Fold change in insulin secretion as measured by luciferase activity in MIN6 β cells after incubation with tolbutamide (Tolb), chlorpropamide (Chpp), glibenclamide (Gbcd), glipizide (Gpz), glimepiride (Glim), repaglinide (Repa) and glucose (Gluc) (A) and incubation after preincubation with 250 µM diazoxide (DZ) (B). Fold change in insulin secretion as measured by luciferase activity in MIN6 β cells expressing Ins-GLuc normalized to the activity of 0 mM glucose and expressed as the means ± SEM (n ≥ 8). * p < 0.05; *** p < 0.001; **** p < 0.0001.

Figure 3

Ins-Gluc-expressing MIN6 β cells were treated with more than 1100 plant extracts (A), green illustrated data or preincubated with these extracts and diazoxide (DZ) for 1 h and stimulated with 10 mM glucose (B), red illustrated data. The Z-score was calculated from normalized values, and the data were sorted and are illustrated in (C) for incubation with plant extracts and (D) for incubation with plant extracts in combination with 10 mM glucose. Plant extracts were screened at a final concentration of 10 µg/mL (n = 4).

Figure 4

Insulin secretion from MIN6 β cells in response to stimulation with various concentrations of the indicated plant extracts (A–J).

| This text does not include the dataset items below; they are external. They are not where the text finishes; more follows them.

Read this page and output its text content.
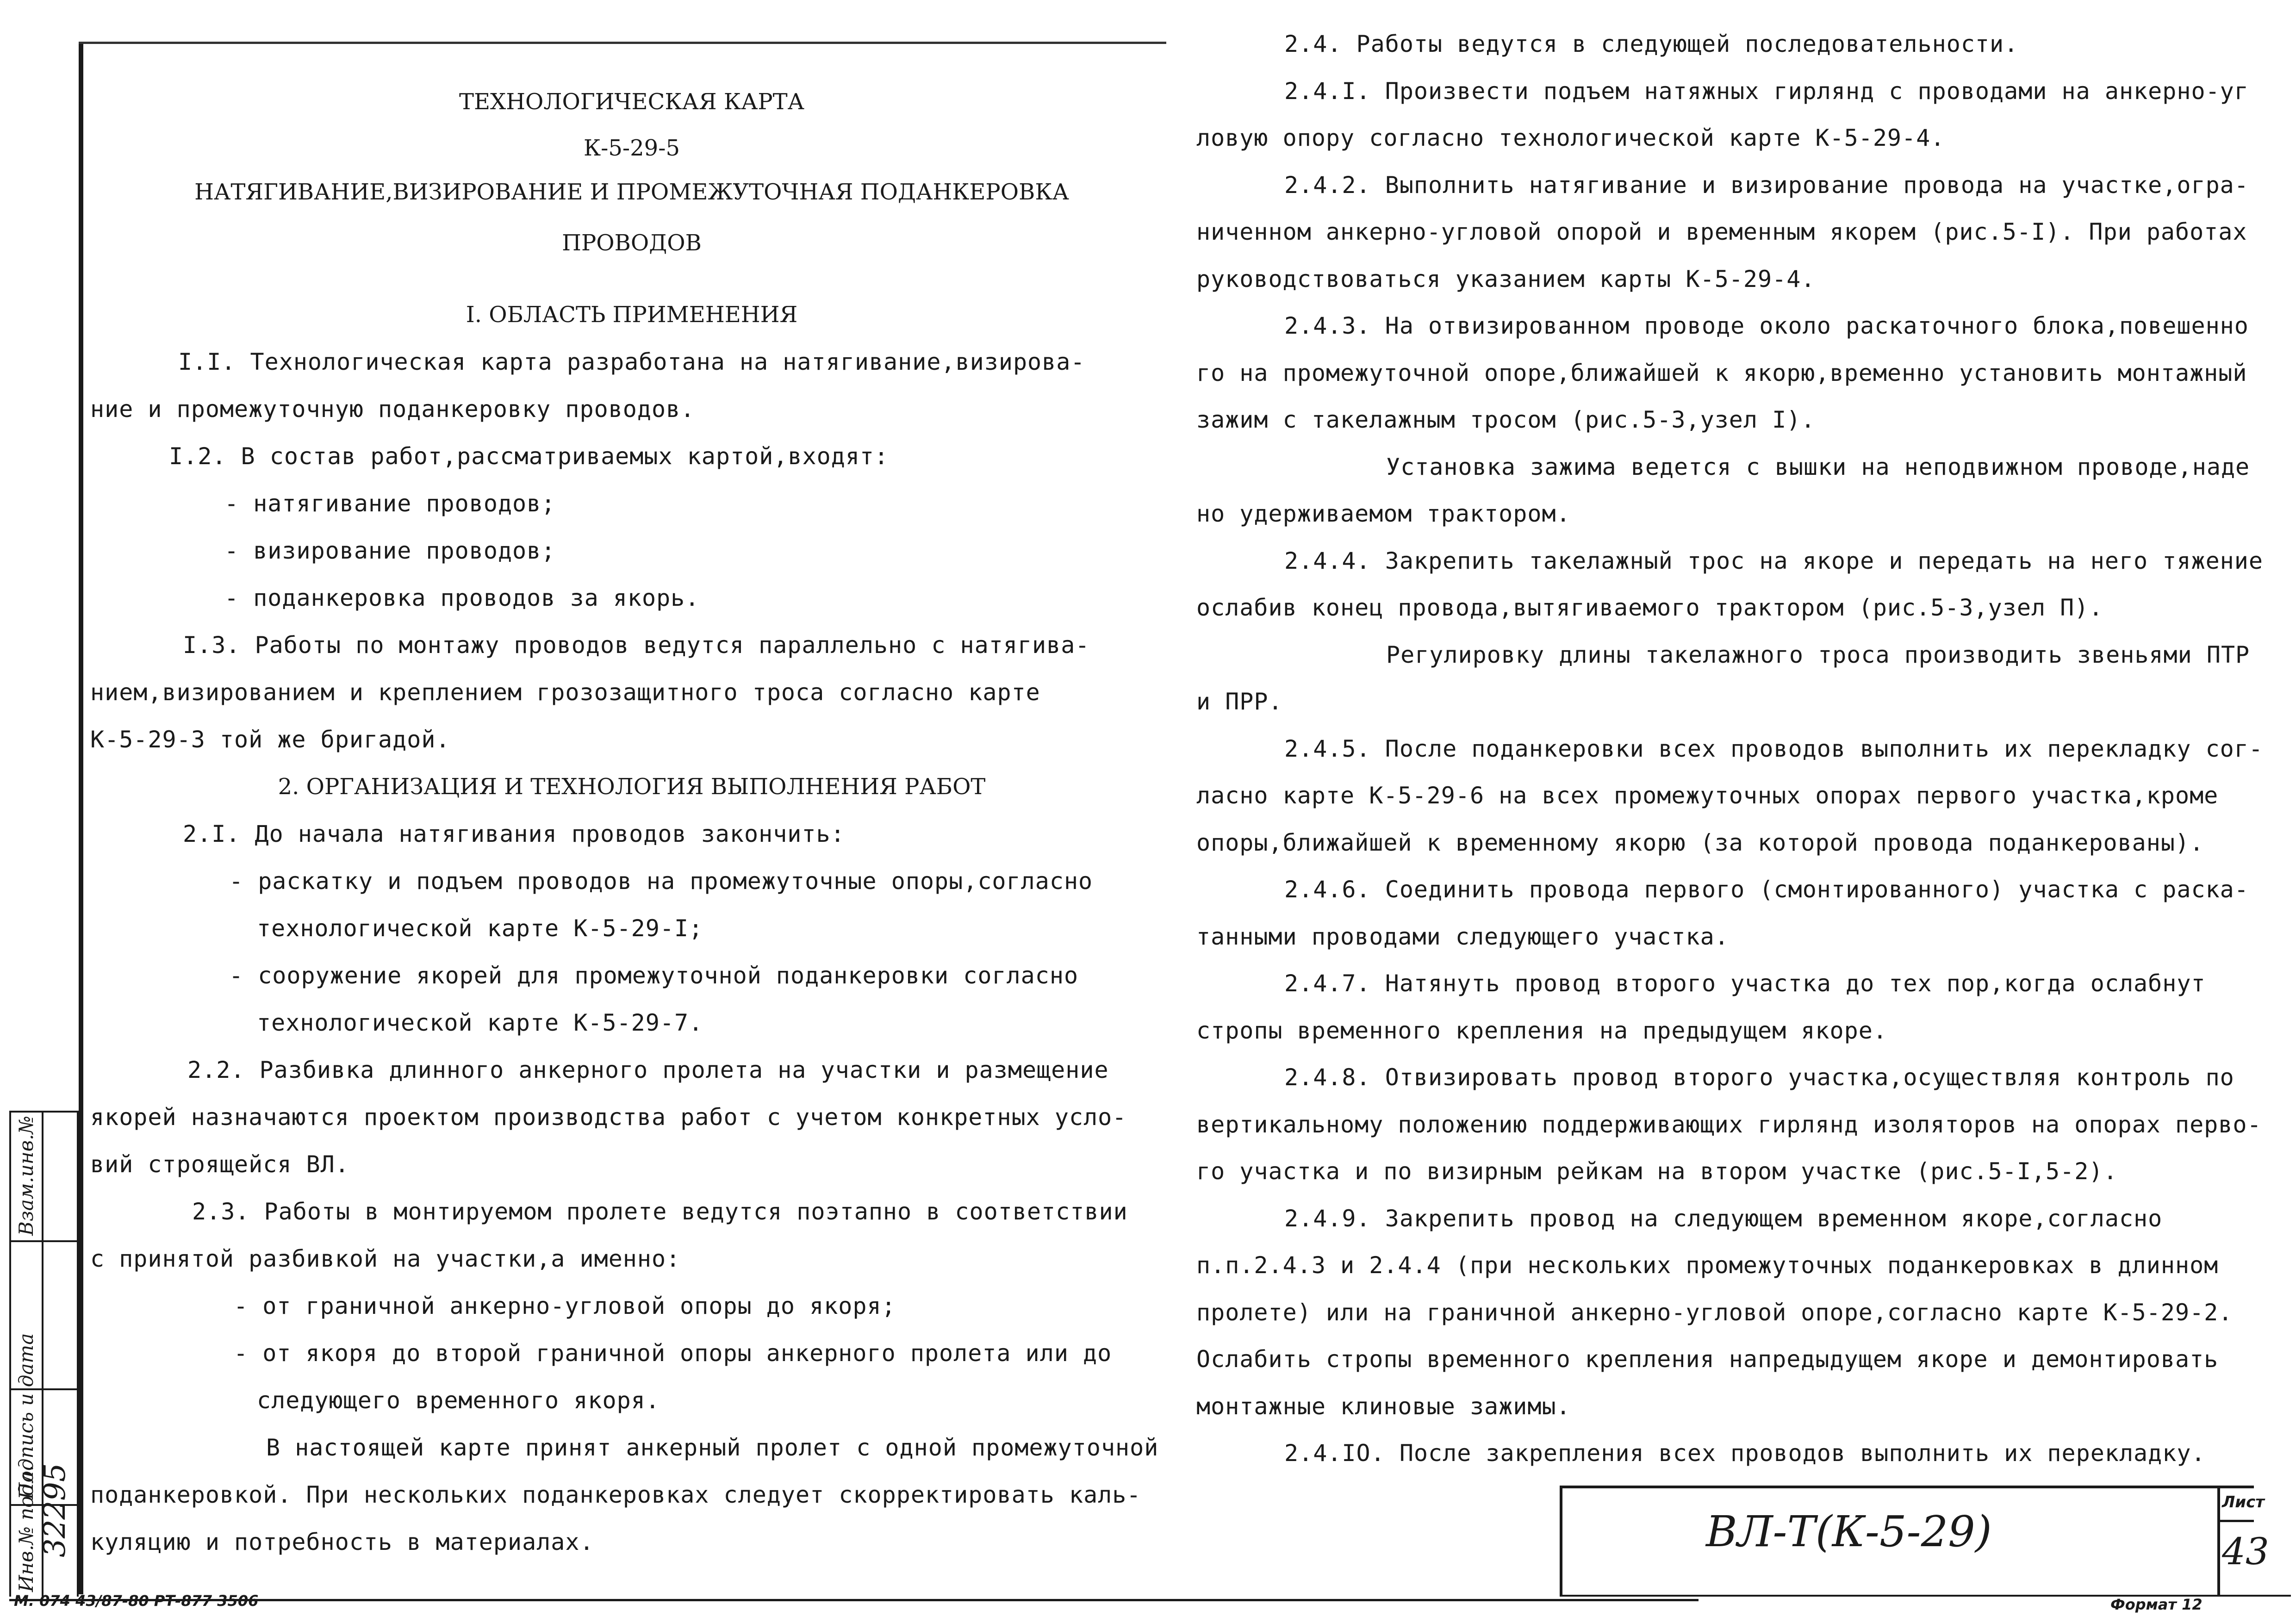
ТЕХНОЛОГИЧЕСКАЯ КАРТА
К-5-29-5
НАТЯГИВАНИЕ,ВИЗИРОВАНИЕ И ПРОМЕЖУТОЧНАЯ ПОДАНКЕРОВКА
ПРОВОДОВ
I. ОБЛАСТЬ ПРИМЕНЕНИЯ
I.I. Технологическая карта разработана на натягивание,визирова-
ние и промежуточную поданкеровку проводов.
I.2. В состав работ,рассматриваемых картой,входят:
- натягивание проводов;
- визирование проводов;
- поданкеровка проводов за якорь.
I.3. Работы по монтажу проводов ведутся параллельно с натягива-
нием,визированием и креплением грозозащитного троса согласно карте
К-5-29-3 той же бригадой.
2. ОРГАНИЗАЦИЯ И ТЕХНОЛОГИЯ ВЫПОЛНЕНИЯ РАБОТ
2.I. До начала натягивания проводов закончить:
- раскатку и подъем проводов на промежуточные опоры,согласно
технологической карте К-5-29-I;
- сооружение якорей для промежуточной поданкеровки согласно
технологической карте К-5-29-7.
2.2. Разбивка длинного анкерного пролета на участки и размещение
якорей назначаются проектом производства работ с учетом конкретных усло-
вий строящейся ВЛ.
2.3. Работы в монтируемом пролете ведутся поэтапно в соответствии
с принятой разбивкой на участки,а именно:
- от граничной анкерно-угловой опоры до якоря;
- от якоря до второй граничной опоры анкерного пролета или до
следующего временного якоря.
В настоящей карте принят анкерный пролет с одной промежуточной
поданкеровкой. При нескольких поданкеровках следует скорректировать каль-
куляцию и потребность в материалах.
2.4. Работы ведутся в следующей последовательности.
2.4.I. Произвести подъем натяжных гирлянд с проводами на анкерно-уг
ловую опору согласно технологической карте К-5-29-4.
2.4.2. Выполнить натягивание и визирование провода на участке,огра-
ниченном анкерно-угловой опорой и временным якорем (рис.5-I). При работах
руководствоваться указанием карты К-5-29-4.
2.4.3. На отвизированном проводе около раскаточного блока,повешенно
го на промежуточной опоре,ближайшей к якорю,временно установить монтажный
зажим с такелажным тросом (рис.5-3,узел I).
Установка зажима ведется с вышки на неподвижном проводе,наде
но удерживаемом трактором.
2.4.4. Закрепить такелажный трос на якоре и передать на него тяжение
ослабив конец провода,вытягиваемого трактором (рис.5-3,узел П).
Регулировку длины такелажного троса производить звеньями ПТР
и ПРР.
2.4.5. После поданкеровки всех проводов выполнить их перекладку сог-
ласно карте К-5-29-6 на всех промежуточных опорах первого участка,кроме
опоры,ближайшей к временному якорю (за которой провода поданкерованы).
2.4.6. Соединить провода первого (смонтированного) участка с раска-
танными проводами следующего участка.
2.4.7. Натянуть провод второго участка до тех пор,когда ослабнут
стропы временного крепления на предыдущем якоре.
2.4.8. Отвизировать провод второго участка,осуществляя контроль по
вертикальному положению поддерживающих гирлянд изоляторов на опорах перво-
го участка и по визирным рейкам на втором участке (рис.5-I,5-2).
2.4.9. Закрепить провод на следующем временном якоре,согласно
п.п.2.4.3 и 2.4.4 (при нескольких промежуточных поданкеровках в длинном
пролете) или на граничной анкерно-угловой опоре,согласно карте К-5-29-2.
Ослабить стропы временного крепления напредыдущем якоре и демонтировать
монтажные клиновые зажимы.
2.4.IO. После закрепления всех проводов выполнить их перекладку.
Инв.№ подл.
Подпись и дата
Взам.инв.№
32295
М. 074 43/87-80 РТ-877 3506
ВЛ-Т(К-5-29)
Лист
43
Формат 12
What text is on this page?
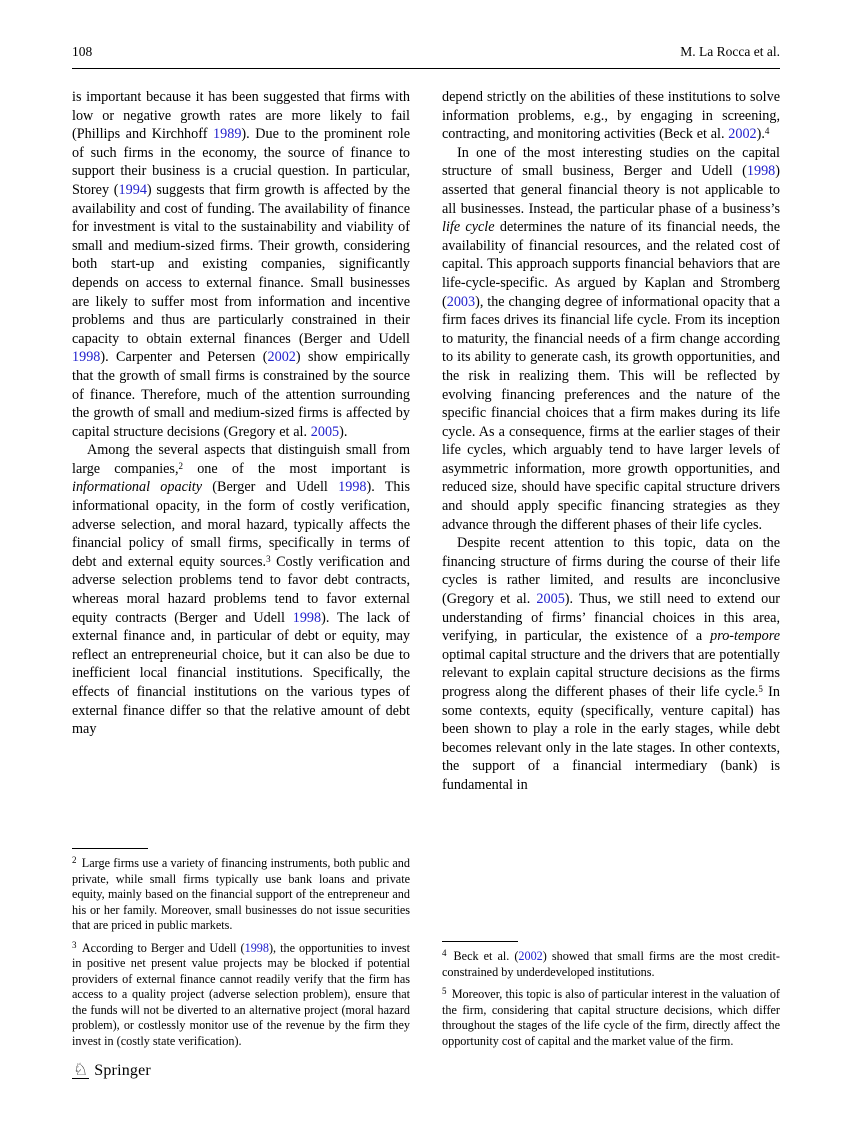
108	M. La Rocca et al.

is important because it has been suggested that firms with low or negative growth rates are more likely to fail (Phillips and Kirchhoff 1989). Due to the prominent role of such firms in the economy, the source of finance to support their business is a crucial question. In particular, Storey (1994) suggests that firm growth is affected by the availability and cost of funding. The availability of finance for investment is vital to the sustainability and viability of small and medium-sized firms. Their growth, considering both start-up and existing companies, significantly depends on access to external finance. Small businesses are likely to suffer most from information and incentive problems and thus are particularly constrained in their capacity to obtain external finances (Berger and Udell 1998). Carpenter and Petersen (2002) show empirically that the growth of small firms is constrained by the source of finance. Therefore, much of the attention surrounding the growth of small and medium-sized firms is affected by capital structure decisions (Gregory et al. 2005).

Among the several aspects that distinguish small from large companies,$^2$ one of the most important is informational opacity (Berger and Udell 1998). This informational opacity, in the form of costly verification, adverse selection, and moral hazard, typically affects the financial policy of small firms, specifically in terms of debt and external equity sources.$^3$ Costly verification and adverse selection problems tend to favor debt contracts, whereas moral hazard problems tend to favor external equity contracts (Berger and Udell 1998). The lack of external finance and, in particular of debt or equity, may reflect an entrepreneurial choice, but it can also be due to inefficient local financial institutions. Specifically, the effects of financial institutions on the various types of external finance differ so that the relative amount of debt may

$^2$ Large firms use a variety of financing instruments, both public and private, while small firms typically use bank loans and private equity, mainly based on the financial support of the entrepreneur and his or her family. Moreover, small businesses do not issue securities that are priced in public markets.
$^3$ According to Berger and Udell (1998), the opportunities to invest in positive net present value projects may be blocked if potential providers of external finance cannot readily verify that the firm has access to a quality project (adverse selection problem), ensure that the funds will not be diverted to an alternative project (moral hazard problem), or costlessly monitor use of the revenue by the firm they invest in (costly state verification).

depend strictly on the abilities of these institutions to solve information problems, e.g., by engaging in screening, contracting, and monitoring activities (Beck et al. 2002).$^4$

In one of the most interesting studies on the capital structure of small business, Berger and Udell (1998) asserted that general financial theory is not applicable to all businesses. Instead, the particular phase of a business’s life cycle determines the nature of its financial needs, the availability of financial resources, and the related cost of capital. This approach supports financial behaviors that are life-cycle-specific. As argued by Kaplan and Stromberg (2003), the changing degree of informational opacity that a firm faces drives its financial life cycle. From its inception to maturity, the financial needs of a firm change according to its ability to generate cash, its growth opportunities, and the risk in realizing them. This will be reflected by evolving financing preferences and the nature of the specific financial choices that a firm makes during its life cycle. As a consequence, firms at the earlier stages of their life cycles, which arguably tend to have larger levels of asymmetric information, more growth opportunities, and reduced size, should have specific capital structure drivers and should apply specific financing strategies as they advance through the different phases of their life cycles.

Despite recent attention to this topic, data on the financing structure of firms during the course of their life cycles is rather limited, and results are inconclusive (Gregory et al. 2005). Thus, we still need to extend our understanding of firms’ financial choices in this area, verifying, in particular, the existence of a pro-tempore optimal capital structure and the drivers that are potentially relevant to explain capital structure decisions as the firms progress along the different phases of their life cycle.$^5$ In some contexts, equity (specifically, venture capital) has been shown to play a role in the early stages, while debt becomes relevant only in the late stages. In other contexts, the support of a financial intermediary (bank) is fundamental in

$^4$ Beck et al. (2002) showed that small firms are the most credit-constrained by underdeveloped institutions.
$^5$ Moreover, this topic is also of particular interest in the valuation of the firm, considering that capital structure decisions, which differ throughout the stages of the life cycle of the firm, directly affect the opportunity cost of capital and the market value of the firm.
♘ Springer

Fold change in the amount of secreted insulin expressed as luciferase activity from Ins-GLuc normalized to the activity of 0 mM glucose and expressed as fold change ± SEM (n ≥ 8).

Figure 5

Insulin secretion from MIN6 β cells in response to stimulation with 10 mM glucose after preincubation with various concentrations of the indicated plant extracts (A–J). Fold change in the amount of secreted insulin expressed as luciferase activity from Ins-GLuc normalized to the activity of 0 mM + 10 mM glucose expressed as fold change ± SEM (n ≥ 11).

Figure 6

Insulin secretion in response to stimulation with various concentrations of identified bioactives (A–J) and insulin secretion in response to stimulation with 10 mM glucose after preincubation with various concentrations of bioactives to test for insulin secretion inhibiting properties (K–T).

Figure 7

Manipulation of p44/42 phosphorylation. Western blotting (A) and quantitative analysis of each band (B) of whole-cell extracts from MIN6 β cells after treatment with the indicated substances for 1 h: Blank (0), 250 µM diazoxide (DZ), 10 mM glucose (Gluc), Filipendula ulmaria (2359, 10 µg/mL) and Lycium barbarum (3664, 10 µg/mL). Mean ± SEM (n = 3).